Depths take me, what is that?
I pulled back my hand, willing whatever I was doing to just stop. The world around me came back into focus as Bruha slowed his gait to a crawl, and then a full stop.
The smoke stopped pouring from the animal’s mouth, and I waited for Bruha to start charging again, but his hooves remained firmly planted, knees locked into position. With a slight tilt of the head, Bruha regarded me with one of his wide, bovine eyes. There was anger in that stare, and pain, too. But also something akin to relief.
“I didn’t mean to hurt you,” I told him, stroking his back and neck. “I don’t even know what I did.”
Bruha snorted, and I noticed then that there were angry red welts around the corner of his mouth where the bit rested against the skin. The area was clearly irritated, and it took me a second to realize what it was. I’d burned him.
With the metal? I wondered. I didn’t see how that was possible, but there was no other explanation.
I dismounted from his back and stroked his face a few more times to let him know how sorry I was. “Oh, Mabaya is going to kill me,” I muttered.
The sounds around us had changed over the past few frantic minutes, and it was quieter in the area where we stood now. Miraculously, the jug of oil remained unscathed, and there didn’t seem to be any lowlifes nearby looking to take it forcefully off our hands.
The yellow brickwork of the southern edge of the city had given way to buildings of red brick and, in the case of what I saw before me now, thick concrete blocks. They were stacked one on top of the other with no obvious mortar in sight, yet the structure they formed looked as solid, or even more so, than any other building I’d ever seen. It narrowed as it went up, the final stacks of blocks reaching almost perfectly straight up to the sky far above.
A pair of sturdy wooden doors marked the entrance to the ziggurat, and a harried-looking man in flowing robes suddenly pushed his way through one door and squinted as sunlight fell into his eyes.
“Harried-looking, my ass,” the man growled, and his eyes accosted me as if my mere presence were an affront.
“I’m sorry?”
“I heard you,” the robed man continued. He tapped his head. “In here. But whatever. I’m done with this place.” His footsteps echoed in the open courtyard as he stalked away from the ziggurat, and I just watched in stunned silence as he disappeared down another street.
The doors to the z
iggurat burst open again and another man’s face appeared, this one looking annoyed and flustered. His searching gaze landed on me and Bruha. “No loitering in the Lord’s court,” he said before slamming the door shut.

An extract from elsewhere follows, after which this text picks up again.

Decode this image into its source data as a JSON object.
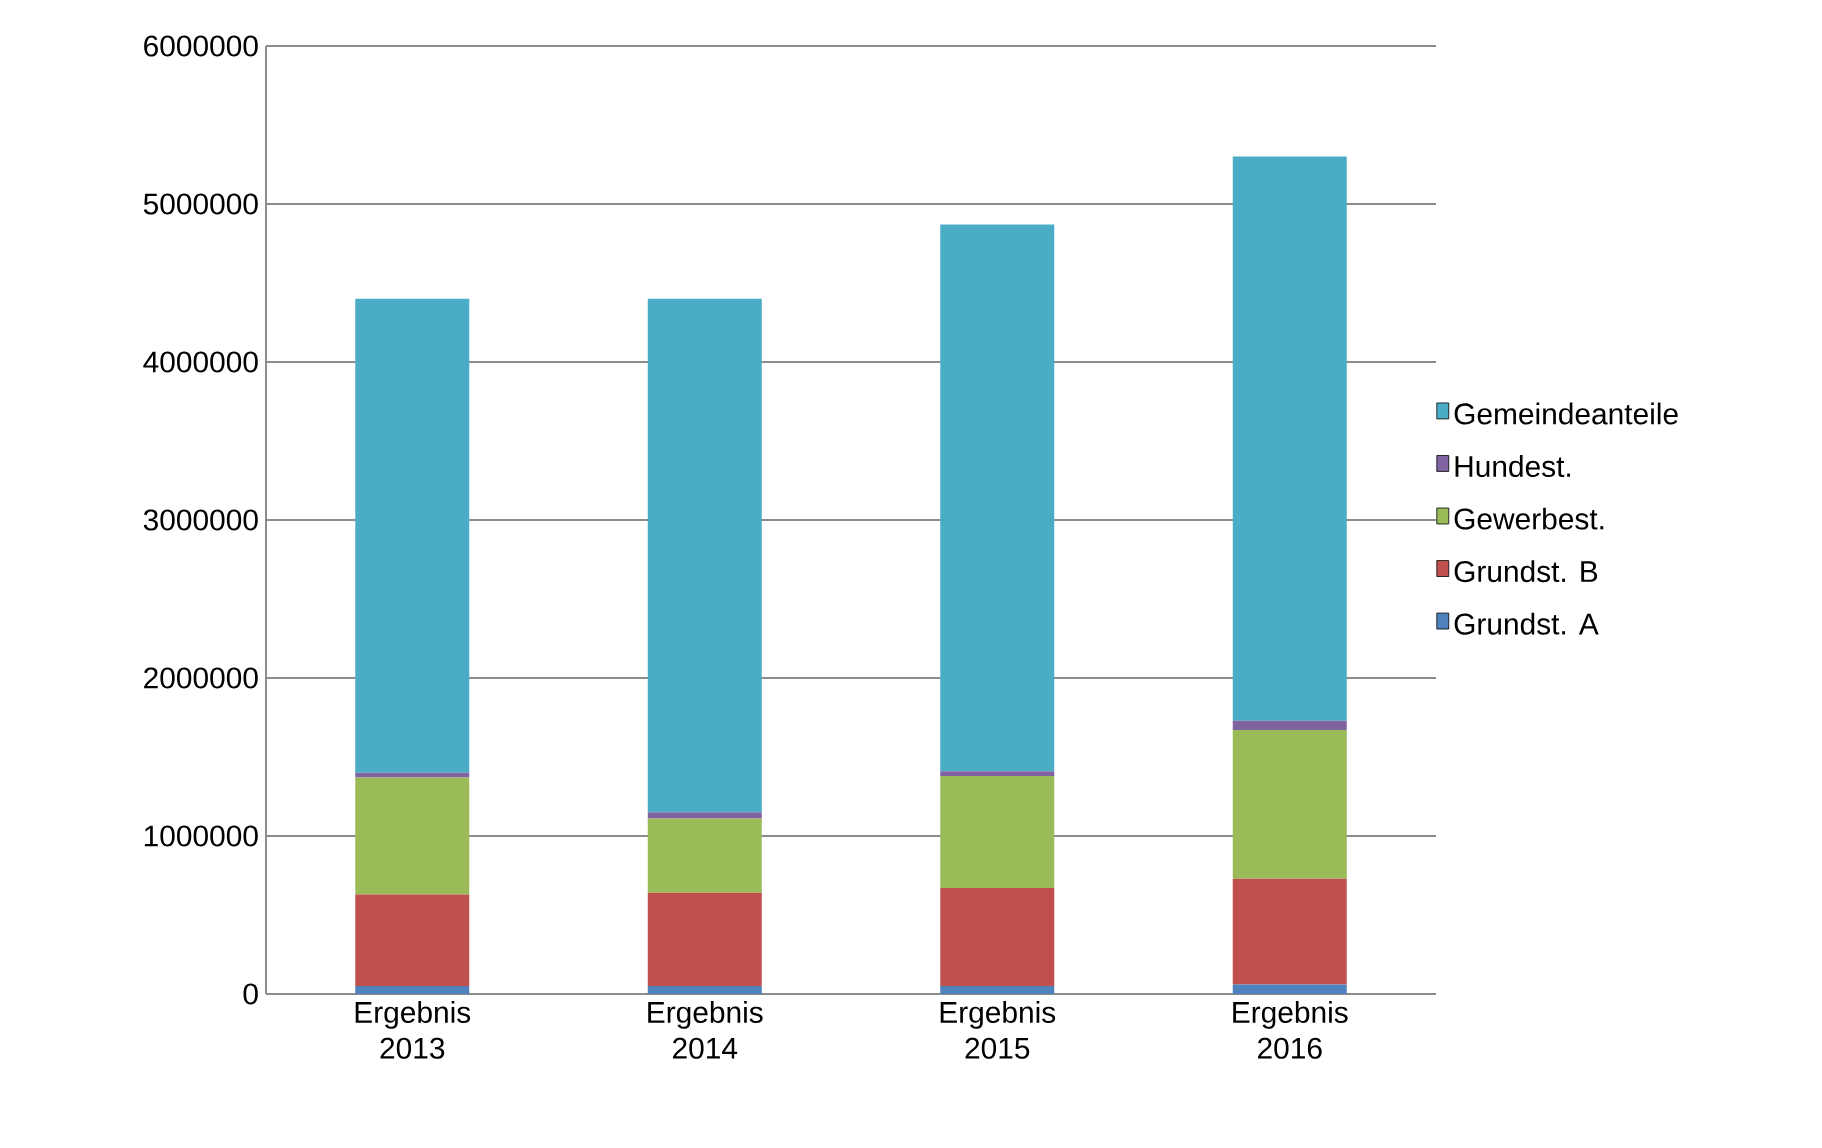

“Well that was weird,” I said, stroking the ridge between Bruha’s eyes.
He grunted in agreement and nudged me gently with his horn.
“Aww, he likes you.”
I whirled around to see Mabaya standing there at the head of the street, Arwin’s slight figure beside her, both silhouetted by the rising sun to the east. “I didn’t steal your cart,” I said immediately.
“I didn’t think you did.”
“Oh. Good.”
“Why’d you disappear, though?” Arwin asked. She was sporting a new bracelet on her wrist that looked expensive.
“Where did you get that?” I asked, pointing.

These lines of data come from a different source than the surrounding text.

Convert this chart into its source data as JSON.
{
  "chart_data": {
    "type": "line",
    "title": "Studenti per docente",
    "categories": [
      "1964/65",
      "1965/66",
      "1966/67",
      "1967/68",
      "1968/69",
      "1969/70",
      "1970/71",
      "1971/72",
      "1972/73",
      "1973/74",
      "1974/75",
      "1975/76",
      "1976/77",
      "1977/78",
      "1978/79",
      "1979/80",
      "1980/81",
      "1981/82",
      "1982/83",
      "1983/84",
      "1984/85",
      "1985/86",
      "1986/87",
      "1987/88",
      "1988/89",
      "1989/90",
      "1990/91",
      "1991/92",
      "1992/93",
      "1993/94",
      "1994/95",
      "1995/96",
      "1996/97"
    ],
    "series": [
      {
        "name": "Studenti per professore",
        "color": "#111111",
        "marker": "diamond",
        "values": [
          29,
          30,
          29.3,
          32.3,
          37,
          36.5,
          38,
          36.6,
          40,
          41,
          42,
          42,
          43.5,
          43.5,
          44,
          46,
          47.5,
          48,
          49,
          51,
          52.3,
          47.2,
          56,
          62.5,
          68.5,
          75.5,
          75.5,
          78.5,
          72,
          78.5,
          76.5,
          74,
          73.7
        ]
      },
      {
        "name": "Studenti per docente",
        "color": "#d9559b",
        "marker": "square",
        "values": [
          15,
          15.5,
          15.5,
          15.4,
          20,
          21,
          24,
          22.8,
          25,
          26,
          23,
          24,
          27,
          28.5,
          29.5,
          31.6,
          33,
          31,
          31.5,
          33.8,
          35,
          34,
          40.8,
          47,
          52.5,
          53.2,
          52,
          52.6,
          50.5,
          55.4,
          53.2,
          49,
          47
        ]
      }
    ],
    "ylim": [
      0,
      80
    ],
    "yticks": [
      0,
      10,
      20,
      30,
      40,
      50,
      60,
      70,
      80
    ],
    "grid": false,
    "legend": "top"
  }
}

“It was a gift from Nico.”
“Who?”
“Children, focus,” Mabaya interrupted. “We have to get this cart back up to Nico, then you can play with your bangles and pray,” she said, gesturing to Arwin and me, respectively.
“Pray?” I turned my eyes back toward the ziggurat, whose solid oak doors remained unmoved since the outburst of the robed men. “Oh. Is this—?”

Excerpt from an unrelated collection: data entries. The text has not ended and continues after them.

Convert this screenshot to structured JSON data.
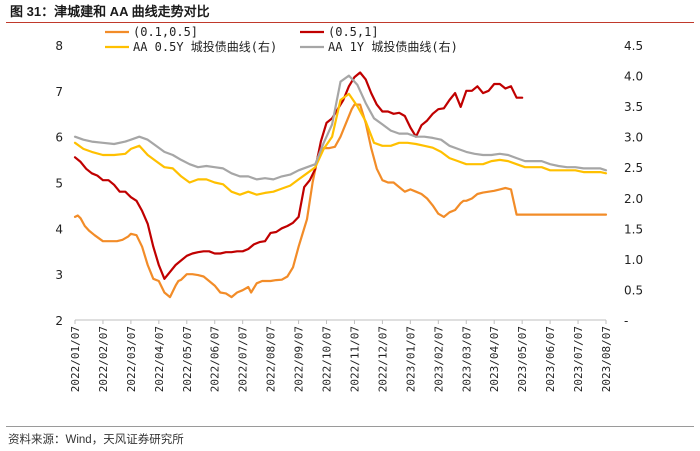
{
  "title": "图 31：津城建和 AA 曲线走势对比",
  "source": "资料来源：Wind，天风证券研究所",
  "colors": {
    "s1": "#F28C28",
    "s2": "#C00000",
    "s3": "#FFC000",
    "s4": "#A6A6A6"
  },
  "chart_data": {
    "type": "line",
    "title": "津城建和 AA 曲线走势对比",
    "x": [
      "2022/01/07",
      "2022/02/07",
      "2022/03/07",
      "2022/04/07",
      "2022/05/07",
      "2022/06/07",
      "2022/07/07",
      "2022/08/07",
      "2022/09/07",
      "2022/10/07",
      "2022/11/07",
      "2022/12/07",
      "2023/01/07",
      "2023/02/07",
      "2023/03/07",
      "2023/04/07",
      "2023/05/07",
      "2023/06/07",
      "2023/07/07",
      "2023/08/07"
    ],
    "y_left": {
      "min": 2,
      "max": 8,
      "ticks": [
        "2",
        "3",
        "4",
        "5",
        "6",
        "7",
        "8"
      ]
    },
    "y_right": {
      "min": 0,
      "max": 4.5,
      "ticks": [
        "-",
        "0.5",
        "1.0",
        "1.5",
        "2.0",
        "2.5",
        "3.0",
        "3.5",
        "4.0",
        "4.5"
      ]
    },
    "legend": "top",
    "series": [
      {
        "name": "(0.1,0.5]",
        "axis": "left",
        "color_key": "s1",
        "x": [
          0,
          0.1,
          0.2,
          0.35,
          0.5,
          0.7,
          1.0,
          1.3,
          1.5,
          1.7,
          1.9,
          2.0,
          2.2,
          2.4,
          2.6,
          2.8,
          3.0,
          3.2,
          3.4,
          3.6,
          3.7,
          3.8,
          4.0,
          4.2,
          4.4,
          4.6,
          4.8,
          5.0,
          5.2,
          5.4,
          5.6,
          5.8,
          6.0,
          6.2,
          6.3,
          6.5,
          6.7,
          6.9,
          7.0,
          7.2,
          7.4,
          7.6,
          7.8,
          8.0,
          8.1,
          8.3,
          8.5,
          8.7,
          8.9,
          9.1,
          9.3,
          9.5,
          9.7,
          9.9,
          10.0,
          10.2,
          10.4,
          10.6,
          10.8,
          11.0,
          11.2,
          11.4,
          11.6,
          11.8,
          12.0,
          12.2,
          12.4,
          12.6,
          12.8,
          13.0,
          13.2,
          13.4,
          13.6,
          13.8,
          13.9,
          14.0,
          14.2,
          14.4,
          14.6,
          14.8,
          15.0,
          15.2,
          15.4,
          15.6,
          15.8,
          16.0,
          16.2,
          16.4,
          16.6,
          16.8,
          17.0,
          17.2,
          17.4,
          17.6,
          17.8,
          18.0,
          18.2,
          18.4,
          18.6,
          18.8,
          19.0
        ],
        "values": [
          4.25,
          4.28,
          4.22,
          4.05,
          3.95,
          3.85,
          3.72,
          3.72,
          3.72,
          3.75,
          3.82,
          3.88,
          3.85,
          3.6,
          3.2,
          2.9,
          2.85,
          2.6,
          2.5,
          2.75,
          2.85,
          2.88,
          3.0,
          3.0,
          2.98,
          2.95,
          2.85,
          2.75,
          2.6,
          2.58,
          2.5,
          2.6,
          2.65,
          2.72,
          2.6,
          2.8,
          2.85,
          2.85,
          2.85,
          2.87,
          2.88,
          2.95,
          3.15,
          3.6,
          3.8,
          4.2,
          5.0,
          5.6,
          5.75,
          5.75,
          5.78,
          6.0,
          6.3,
          6.6,
          6.7,
          6.7,
          6.3,
          5.75,
          5.3,
          5.05,
          5.0,
          5.0,
          4.9,
          4.8,
          4.85,
          4.8,
          4.75,
          4.65,
          4.5,
          4.32,
          4.25,
          4.35,
          4.4,
          4.55,
          4.6,
          4.6,
          4.65,
          4.75,
          4.78,
          4.8,
          4.82,
          4.85,
          4.88,
          4.85,
          4.3,
          4.3,
          4.3,
          4.3,
          4.3,
          4.3,
          4.3,
          4.3,
          4.3,
          4.3,
          4.3,
          4.3,
          4.3,
          4.3,
          4.3,
          4.3,
          4.3
        ]
      },
      {
        "name": "(0.5,1]",
        "axis": "left",
        "color_key": "s2",
        "x": [
          0,
          0.2,
          0.4,
          0.6,
          0.8,
          1.0,
          1.2,
          1.4,
          1.6,
          1.8,
          2.0,
          2.2,
          2.4,
          2.6,
          2.8,
          3.0,
          3.2,
          3.4,
          3.6,
          3.8,
          4.0,
          4.2,
          4.4,
          4.6,
          4.8,
          5.0,
          5.2,
          5.4,
          5.6,
          5.8,
          6.0,
          6.2,
          6.4,
          6.6,
          6.8,
          7.0,
          7.2,
          7.4,
          7.6,
          7.8,
          8.0,
          8.2,
          8.4,
          8.6,
          8.8,
          9.0,
          9.2,
          9.4,
          9.6,
          9.8,
          10.0,
          10.2,
          10.4,
          10.6,
          10.8,
          11.0,
          11.2,
          11.4,
          11.6,
          11.8,
          12.0,
          12.2,
          12.4,
          12.6,
          12.8,
          13.0,
          13.2,
          13.4,
          13.6,
          13.8,
          14.0,
          14.2,
          14.4,
          14.6,
          14.8,
          15.0,
          15.2,
          15.4,
          15.6,
          15.8,
          16.0
        ],
        "values": [
          5.55,
          5.45,
          5.3,
          5.2,
          5.15,
          5.05,
          5.05,
          4.95,
          4.8,
          4.8,
          4.68,
          4.6,
          4.38,
          4.1,
          3.6,
          3.2,
          2.9,
          3.05,
          3.2,
          3.3,
          3.4,
          3.45,
          3.48,
          3.5,
          3.5,
          3.45,
          3.45,
          3.48,
          3.48,
          3.5,
          3.5,
          3.55,
          3.65,
          3.7,
          3.72,
          3.9,
          3.92,
          4.0,
          4.05,
          4.12,
          4.25,
          4.9,
          5.05,
          5.3,
          5.9,
          6.3,
          6.4,
          6.6,
          6.8,
          7.1,
          7.3,
          7.4,
          7.25,
          6.95,
          6.7,
          6.55,
          6.55,
          6.5,
          6.52,
          6.45,
          6.2,
          6.0,
          6.25,
          6.35,
          6.5,
          6.6,
          6.62,
          6.8,
          6.95,
          6.65,
          7.0,
          7.0,
          7.1,
          6.95,
          7.0,
          7.15,
          7.15,
          7.05,
          7.1,
          6.85,
          6.85
        ]
      },
      {
        "name": "AA 0.5Y 城投债曲线(右)",
        "axis": "right",
        "color_key": "s3",
        "x": [
          0,
          0.3,
          0.6,
          1.0,
          1.4,
          1.8,
          2.0,
          2.3,
          2.6,
          2.9,
          3.2,
          3.5,
          3.8,
          4.1,
          4.4,
          4.7,
          5.0,
          5.3,
          5.6,
          5.9,
          6.2,
          6.5,
          6.8,
          7.1,
          7.4,
          7.7,
          8.0,
          8.3,
          8.6,
          8.9,
          9.2,
          9.5,
          9.8,
          10.1,
          10.4,
          10.7,
          11.0,
          11.3,
          11.6,
          11.9,
          12.2,
          12.5,
          12.8,
          13.1,
          13.4,
          13.7,
          14.0,
          14.3,
          14.6,
          14.9,
          15.2,
          15.5,
          15.8,
          16.1,
          16.4,
          16.7,
          17.0,
          17.3,
          17.6,
          17.9,
          18.2,
          18.5,
          18.8,
          19.0
        ],
        "values": [
          2.9,
          2.8,
          2.75,
          2.7,
          2.7,
          2.72,
          2.8,
          2.85,
          2.7,
          2.6,
          2.5,
          2.48,
          2.35,
          2.25,
          2.3,
          2.3,
          2.25,
          2.22,
          2.1,
          2.05,
          2.1,
          2.05,
          2.08,
          2.1,
          2.15,
          2.2,
          2.3,
          2.4,
          2.5,
          2.8,
          3.0,
          3.6,
          3.7,
          3.5,
          3.25,
          2.9,
          2.85,
          2.85,
          2.9,
          2.9,
          2.88,
          2.85,
          2.82,
          2.75,
          2.65,
          2.6,
          2.55,
          2.55,
          2.55,
          2.6,
          2.62,
          2.6,
          2.55,
          2.5,
          2.5,
          2.5,
          2.45,
          2.45,
          2.45,
          2.45,
          2.42,
          2.42,
          2.42,
          2.4
        ]
      },
      {
        "name": "AA 1Y 城投债曲线(右)",
        "axis": "right",
        "color_key": "s4",
        "x": [
          0,
          0.3,
          0.6,
          1.0,
          1.4,
          1.8,
          2.0,
          2.3,
          2.6,
          2.9,
          3.2,
          3.5,
          3.8,
          4.1,
          4.4,
          4.7,
          5.0,
          5.3,
          5.6,
          5.9,
          6.2,
          6.5,
          6.8,
          7.1,
          7.4,
          7.7,
          8.0,
          8.3,
          8.6,
          8.9,
          9.2,
          9.5,
          9.8,
          10.1,
          10.4,
          10.7,
          11.0,
          11.3,
          11.6,
          11.9,
          12.2,
          12.5,
          12.8,
          13.1,
          13.4,
          13.7,
          14.0,
          14.3,
          14.6,
          14.9,
          15.2,
          15.5,
          15.8,
          16.1,
          16.4,
          16.7,
          17.0,
          17.3,
          17.6,
          17.9,
          18.2,
          18.5,
          18.8,
          19.0
        ],
        "values": [
          3.0,
          2.95,
          2.92,
          2.9,
          2.88,
          2.92,
          2.95,
          3.0,
          2.95,
          2.85,
          2.75,
          2.7,
          2.62,
          2.55,
          2.5,
          2.52,
          2.5,
          2.48,
          2.4,
          2.35,
          2.35,
          2.3,
          2.32,
          2.3,
          2.35,
          2.38,
          2.45,
          2.5,
          2.55,
          2.9,
          3.2,
          3.9,
          4.0,
          3.85,
          3.55,
          3.3,
          3.2,
          3.1,
          3.05,
          3.05,
          3.0,
          3.0,
          2.98,
          2.95,
          2.85,
          2.8,
          2.75,
          2.72,
          2.7,
          2.7,
          2.72,
          2.7,
          2.65,
          2.6,
          2.6,
          2.6,
          2.55,
          2.52,
          2.5,
          2.5,
          2.48,
          2.48,
          2.48,
          2.45
        ]
      }
    ]
  }
}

“A temple to the Lord of Clouds, yes.” Mabaya wrapped her fingers around my elbow and pulled me away. “It’s not a place for children.”
“Hey!” Arwin protested. “We’ve been through more in the past few days than most kids will go through their entire lives!”
“And we’re not kids,” I added. The stubbly skin of my chin was testament enough to that.
“Sure you aren’t. Come, Nico is waiting for the final jug, and then we can see about stocking supplies for our trip to Cleighton.”
I nodded. “Right. All aboard, Arwin.”
Mabaya took the reins from me and was just about to haul herself up into the driver’s seat when she noticed the angry blisters around Bruha’s mouth. “And what happened here?” she asked slowly, turning to glare at me.